If I have a URL (eg. http://www.foo.com/alink.pl?page=2), I want to determine if I am being redirected to another link. I'd also like to know the final URL (eg. http://www.foo.com/other_link.pl). Finally, I want to be able to do this in Perl and Groovy.
Well, I know nothing about either Perl or groovy, so I'll give you an another from an HTTP point of view, and you'll have to adapt.
Normally, you make an HTTP request, and you get back some HTML text along with a response code. The response code for Success is 200. Any response code in the 300 range is some form of a redirect.
In Perl you can use LWP::Useragent for that. I guess the easiest way is to add a response_redirect
handler using add_handler
.
Referring to James's answer - sample HTTP session:
$ telnet www.google.com 80
HEAD / HTTP/1.1
HOST: www.google.com
HTTP/1.1 302 Found
Location: http://www.google.it/
Cache-Control: private
Content-Type: text/html; charset=UTF-8
Set-Cookie: ##############################
Date: Thu, 30 Oct 2008 20:03:36 GMT
Server: ####
Content-Length: 218
Using HEAD instead of GET you get only the header. "302" means a temporary redirection, "Location:" is where you are redirected to.
In Perl:
use LWP::UserAgent;
my $ua = LWP::UserAgent->new;
my $request = HTTP::Request->new( GET => 'http://google.com/' );
my $response = $ua->request($request);
if ( $response->is_success and $response->previous ) {
print $request->url, " redirected to ", $response->request->uri, "\n";
}
A quick & dirty groovy script to show the concepts -- Note, this is using java.net.HttpURLConnection
In order to detect the redirect, you have to use setFollowRedirects(false)
. Otherwise, you end up on the redirected page anyway with a responseCode
of 200. The downside is you then have to navigate the redirect yourself.
URL url = new URL ('http://google.com')
HttpURLConnection conn = url.openConnection()
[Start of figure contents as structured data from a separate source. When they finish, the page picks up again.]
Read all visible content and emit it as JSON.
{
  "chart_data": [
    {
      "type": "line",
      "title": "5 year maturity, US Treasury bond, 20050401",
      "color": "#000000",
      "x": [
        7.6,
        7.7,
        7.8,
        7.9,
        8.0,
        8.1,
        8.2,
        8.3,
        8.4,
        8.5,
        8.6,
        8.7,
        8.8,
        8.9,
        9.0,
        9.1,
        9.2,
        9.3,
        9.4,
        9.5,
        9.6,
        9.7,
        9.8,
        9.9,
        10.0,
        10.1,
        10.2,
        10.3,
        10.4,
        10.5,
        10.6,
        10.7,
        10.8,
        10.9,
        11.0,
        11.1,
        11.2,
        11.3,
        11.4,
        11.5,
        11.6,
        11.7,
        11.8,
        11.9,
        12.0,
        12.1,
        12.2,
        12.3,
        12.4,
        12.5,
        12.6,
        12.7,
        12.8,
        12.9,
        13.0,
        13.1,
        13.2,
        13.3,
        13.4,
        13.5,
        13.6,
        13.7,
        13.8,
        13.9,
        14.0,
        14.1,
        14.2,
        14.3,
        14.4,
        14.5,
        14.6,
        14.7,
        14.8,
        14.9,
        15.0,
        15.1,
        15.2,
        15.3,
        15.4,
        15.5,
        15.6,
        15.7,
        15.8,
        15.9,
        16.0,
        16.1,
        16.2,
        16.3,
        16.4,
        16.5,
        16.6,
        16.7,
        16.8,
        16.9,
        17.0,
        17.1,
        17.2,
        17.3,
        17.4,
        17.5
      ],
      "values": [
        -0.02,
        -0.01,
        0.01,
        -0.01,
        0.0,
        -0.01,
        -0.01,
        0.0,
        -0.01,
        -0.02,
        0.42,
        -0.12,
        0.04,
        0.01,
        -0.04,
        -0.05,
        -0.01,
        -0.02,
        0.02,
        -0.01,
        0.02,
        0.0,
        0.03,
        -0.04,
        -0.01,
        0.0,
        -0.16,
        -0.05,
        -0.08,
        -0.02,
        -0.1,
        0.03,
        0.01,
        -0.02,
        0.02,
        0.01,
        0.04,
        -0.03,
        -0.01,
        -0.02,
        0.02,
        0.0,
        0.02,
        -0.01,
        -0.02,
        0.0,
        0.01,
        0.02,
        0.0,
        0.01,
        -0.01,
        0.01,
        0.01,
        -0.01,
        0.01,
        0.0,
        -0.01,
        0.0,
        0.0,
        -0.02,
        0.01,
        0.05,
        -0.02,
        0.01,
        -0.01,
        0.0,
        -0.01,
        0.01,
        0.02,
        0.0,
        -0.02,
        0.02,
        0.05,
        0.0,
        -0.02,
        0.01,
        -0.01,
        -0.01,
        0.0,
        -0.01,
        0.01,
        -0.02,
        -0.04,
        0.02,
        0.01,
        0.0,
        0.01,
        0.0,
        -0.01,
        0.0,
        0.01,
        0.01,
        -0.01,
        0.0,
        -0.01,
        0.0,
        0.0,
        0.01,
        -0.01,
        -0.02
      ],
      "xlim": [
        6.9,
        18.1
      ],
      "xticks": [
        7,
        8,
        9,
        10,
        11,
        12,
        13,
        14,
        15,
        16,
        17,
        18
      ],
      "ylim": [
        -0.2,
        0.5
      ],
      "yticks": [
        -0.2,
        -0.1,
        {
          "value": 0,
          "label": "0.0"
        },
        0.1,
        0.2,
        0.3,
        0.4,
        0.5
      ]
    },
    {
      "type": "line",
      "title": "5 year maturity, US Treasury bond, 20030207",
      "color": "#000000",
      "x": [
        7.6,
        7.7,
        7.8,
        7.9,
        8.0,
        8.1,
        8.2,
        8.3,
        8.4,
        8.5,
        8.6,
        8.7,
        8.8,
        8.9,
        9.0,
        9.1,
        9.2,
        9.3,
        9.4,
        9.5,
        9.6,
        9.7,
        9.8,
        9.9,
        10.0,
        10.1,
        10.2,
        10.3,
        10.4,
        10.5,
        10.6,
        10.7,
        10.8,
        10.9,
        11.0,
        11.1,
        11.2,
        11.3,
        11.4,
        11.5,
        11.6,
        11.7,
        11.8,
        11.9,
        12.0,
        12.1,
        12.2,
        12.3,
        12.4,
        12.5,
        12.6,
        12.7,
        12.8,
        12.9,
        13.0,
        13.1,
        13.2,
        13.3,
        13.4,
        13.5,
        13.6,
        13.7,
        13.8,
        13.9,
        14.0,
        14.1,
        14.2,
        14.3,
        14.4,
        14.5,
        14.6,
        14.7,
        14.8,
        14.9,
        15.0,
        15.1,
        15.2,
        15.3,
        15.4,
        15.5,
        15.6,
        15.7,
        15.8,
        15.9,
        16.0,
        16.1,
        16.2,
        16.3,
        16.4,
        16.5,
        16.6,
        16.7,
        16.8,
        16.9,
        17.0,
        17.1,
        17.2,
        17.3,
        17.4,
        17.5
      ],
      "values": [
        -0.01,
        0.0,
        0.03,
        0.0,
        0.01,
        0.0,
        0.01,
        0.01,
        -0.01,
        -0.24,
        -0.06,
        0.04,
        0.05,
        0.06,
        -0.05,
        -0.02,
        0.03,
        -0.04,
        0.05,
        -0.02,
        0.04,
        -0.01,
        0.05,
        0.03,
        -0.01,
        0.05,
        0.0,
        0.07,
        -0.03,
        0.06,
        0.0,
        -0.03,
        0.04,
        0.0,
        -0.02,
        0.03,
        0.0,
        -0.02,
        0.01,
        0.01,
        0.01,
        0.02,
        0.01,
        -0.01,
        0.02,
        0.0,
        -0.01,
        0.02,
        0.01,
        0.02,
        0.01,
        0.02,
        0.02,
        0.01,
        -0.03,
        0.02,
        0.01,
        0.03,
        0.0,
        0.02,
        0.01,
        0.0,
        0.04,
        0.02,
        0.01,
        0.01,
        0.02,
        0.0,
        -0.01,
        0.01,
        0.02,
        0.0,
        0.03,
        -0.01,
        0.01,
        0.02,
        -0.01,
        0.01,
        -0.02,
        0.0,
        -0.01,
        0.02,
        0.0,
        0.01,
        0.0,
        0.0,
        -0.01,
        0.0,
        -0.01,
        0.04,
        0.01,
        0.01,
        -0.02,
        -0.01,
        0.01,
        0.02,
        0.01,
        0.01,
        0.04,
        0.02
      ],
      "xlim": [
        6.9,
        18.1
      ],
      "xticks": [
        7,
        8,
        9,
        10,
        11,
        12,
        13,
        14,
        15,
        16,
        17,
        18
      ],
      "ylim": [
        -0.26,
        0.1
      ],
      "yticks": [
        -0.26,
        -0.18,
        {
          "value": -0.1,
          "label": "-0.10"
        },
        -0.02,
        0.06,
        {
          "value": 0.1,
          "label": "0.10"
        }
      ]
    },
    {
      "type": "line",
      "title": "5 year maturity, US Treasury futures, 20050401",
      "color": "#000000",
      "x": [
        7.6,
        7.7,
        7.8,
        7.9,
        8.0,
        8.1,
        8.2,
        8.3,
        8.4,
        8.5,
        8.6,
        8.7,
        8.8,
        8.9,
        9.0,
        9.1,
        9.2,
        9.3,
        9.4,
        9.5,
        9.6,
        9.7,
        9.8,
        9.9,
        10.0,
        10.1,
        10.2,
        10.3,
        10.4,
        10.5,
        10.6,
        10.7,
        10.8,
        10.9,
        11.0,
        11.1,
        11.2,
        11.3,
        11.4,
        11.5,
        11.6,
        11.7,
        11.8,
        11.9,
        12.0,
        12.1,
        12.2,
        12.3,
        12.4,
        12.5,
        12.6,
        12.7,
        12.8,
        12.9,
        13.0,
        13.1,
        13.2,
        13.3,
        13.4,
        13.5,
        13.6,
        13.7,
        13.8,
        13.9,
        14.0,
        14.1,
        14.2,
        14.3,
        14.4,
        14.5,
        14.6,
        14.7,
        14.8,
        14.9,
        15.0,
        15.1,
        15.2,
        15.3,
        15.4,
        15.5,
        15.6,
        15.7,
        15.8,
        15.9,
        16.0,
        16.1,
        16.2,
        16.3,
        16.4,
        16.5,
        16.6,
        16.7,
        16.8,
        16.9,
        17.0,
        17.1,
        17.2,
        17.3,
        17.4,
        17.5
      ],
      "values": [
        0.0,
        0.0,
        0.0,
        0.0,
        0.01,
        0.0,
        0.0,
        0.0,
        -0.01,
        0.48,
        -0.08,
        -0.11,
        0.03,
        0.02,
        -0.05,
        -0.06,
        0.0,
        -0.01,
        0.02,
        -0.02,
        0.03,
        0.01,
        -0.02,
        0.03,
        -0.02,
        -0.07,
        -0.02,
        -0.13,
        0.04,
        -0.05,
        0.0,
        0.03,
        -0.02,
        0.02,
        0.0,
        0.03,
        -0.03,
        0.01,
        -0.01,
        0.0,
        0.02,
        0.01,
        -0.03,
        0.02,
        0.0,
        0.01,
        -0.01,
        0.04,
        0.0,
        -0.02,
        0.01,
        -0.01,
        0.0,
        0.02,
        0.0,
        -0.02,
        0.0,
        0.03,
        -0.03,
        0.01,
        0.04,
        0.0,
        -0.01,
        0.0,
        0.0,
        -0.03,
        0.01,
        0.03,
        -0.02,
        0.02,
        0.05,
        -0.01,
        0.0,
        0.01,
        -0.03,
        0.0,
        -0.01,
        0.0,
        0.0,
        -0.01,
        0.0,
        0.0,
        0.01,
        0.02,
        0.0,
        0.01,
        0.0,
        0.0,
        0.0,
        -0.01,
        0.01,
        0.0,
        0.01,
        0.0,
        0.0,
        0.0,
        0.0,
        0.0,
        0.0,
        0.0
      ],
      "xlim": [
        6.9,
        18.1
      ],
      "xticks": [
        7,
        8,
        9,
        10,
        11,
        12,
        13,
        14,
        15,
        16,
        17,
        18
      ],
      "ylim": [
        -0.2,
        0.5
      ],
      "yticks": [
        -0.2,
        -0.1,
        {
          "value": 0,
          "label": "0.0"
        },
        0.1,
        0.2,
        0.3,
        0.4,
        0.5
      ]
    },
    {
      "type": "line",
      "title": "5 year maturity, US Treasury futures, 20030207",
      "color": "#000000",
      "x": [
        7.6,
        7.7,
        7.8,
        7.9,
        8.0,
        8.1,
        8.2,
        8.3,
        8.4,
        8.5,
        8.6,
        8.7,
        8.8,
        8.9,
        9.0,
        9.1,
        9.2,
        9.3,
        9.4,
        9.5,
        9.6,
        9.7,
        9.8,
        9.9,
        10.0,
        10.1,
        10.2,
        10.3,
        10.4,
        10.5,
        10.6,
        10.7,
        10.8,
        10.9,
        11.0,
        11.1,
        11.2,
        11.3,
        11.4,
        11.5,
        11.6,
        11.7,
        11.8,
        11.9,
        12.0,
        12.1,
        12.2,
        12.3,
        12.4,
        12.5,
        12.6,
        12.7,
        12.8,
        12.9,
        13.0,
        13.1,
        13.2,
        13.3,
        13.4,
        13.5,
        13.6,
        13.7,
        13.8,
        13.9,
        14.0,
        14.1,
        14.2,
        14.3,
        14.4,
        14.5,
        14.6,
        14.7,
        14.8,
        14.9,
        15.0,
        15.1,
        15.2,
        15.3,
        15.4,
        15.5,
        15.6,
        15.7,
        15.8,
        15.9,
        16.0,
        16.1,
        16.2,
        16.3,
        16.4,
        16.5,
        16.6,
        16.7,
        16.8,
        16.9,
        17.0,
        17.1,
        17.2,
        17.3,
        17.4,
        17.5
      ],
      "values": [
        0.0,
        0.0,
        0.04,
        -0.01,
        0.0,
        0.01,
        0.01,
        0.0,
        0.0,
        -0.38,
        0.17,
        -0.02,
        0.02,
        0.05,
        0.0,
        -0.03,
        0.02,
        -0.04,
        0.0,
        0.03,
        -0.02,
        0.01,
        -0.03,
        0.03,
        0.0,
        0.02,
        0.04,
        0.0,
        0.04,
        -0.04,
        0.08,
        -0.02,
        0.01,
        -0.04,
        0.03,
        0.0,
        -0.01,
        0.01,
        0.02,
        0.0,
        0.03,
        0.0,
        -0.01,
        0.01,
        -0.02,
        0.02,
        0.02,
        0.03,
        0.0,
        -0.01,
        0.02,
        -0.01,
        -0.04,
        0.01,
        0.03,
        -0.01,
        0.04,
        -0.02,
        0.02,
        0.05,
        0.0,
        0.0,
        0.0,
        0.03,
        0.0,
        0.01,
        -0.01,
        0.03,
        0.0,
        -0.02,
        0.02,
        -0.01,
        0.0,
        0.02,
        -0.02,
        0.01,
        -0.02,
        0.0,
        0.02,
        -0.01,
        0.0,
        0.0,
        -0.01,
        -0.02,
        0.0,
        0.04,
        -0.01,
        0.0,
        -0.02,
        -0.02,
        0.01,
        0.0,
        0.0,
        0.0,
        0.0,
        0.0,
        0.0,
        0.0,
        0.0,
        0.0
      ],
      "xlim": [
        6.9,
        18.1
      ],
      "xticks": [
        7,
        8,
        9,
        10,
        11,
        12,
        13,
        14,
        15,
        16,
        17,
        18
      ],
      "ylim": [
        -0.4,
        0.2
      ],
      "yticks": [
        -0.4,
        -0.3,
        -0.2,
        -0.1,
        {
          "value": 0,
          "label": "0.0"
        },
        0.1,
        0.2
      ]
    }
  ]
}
conn.followRedirects = false
conn.requestMethod = 'HEAD'
println conn.responseCode
// Not ideal - should check response code too
if (conn.headerFields.'Location') {
println conn.headerFields.'Location'
}
301
["http://www.google.com/"]
I noticed Anivran's response works very well, except with 301 redirects. I was wondering if there was anyway to detect this in perl? For example Anivran's script will not detect www.clearapp.com redirecting to oracle.com.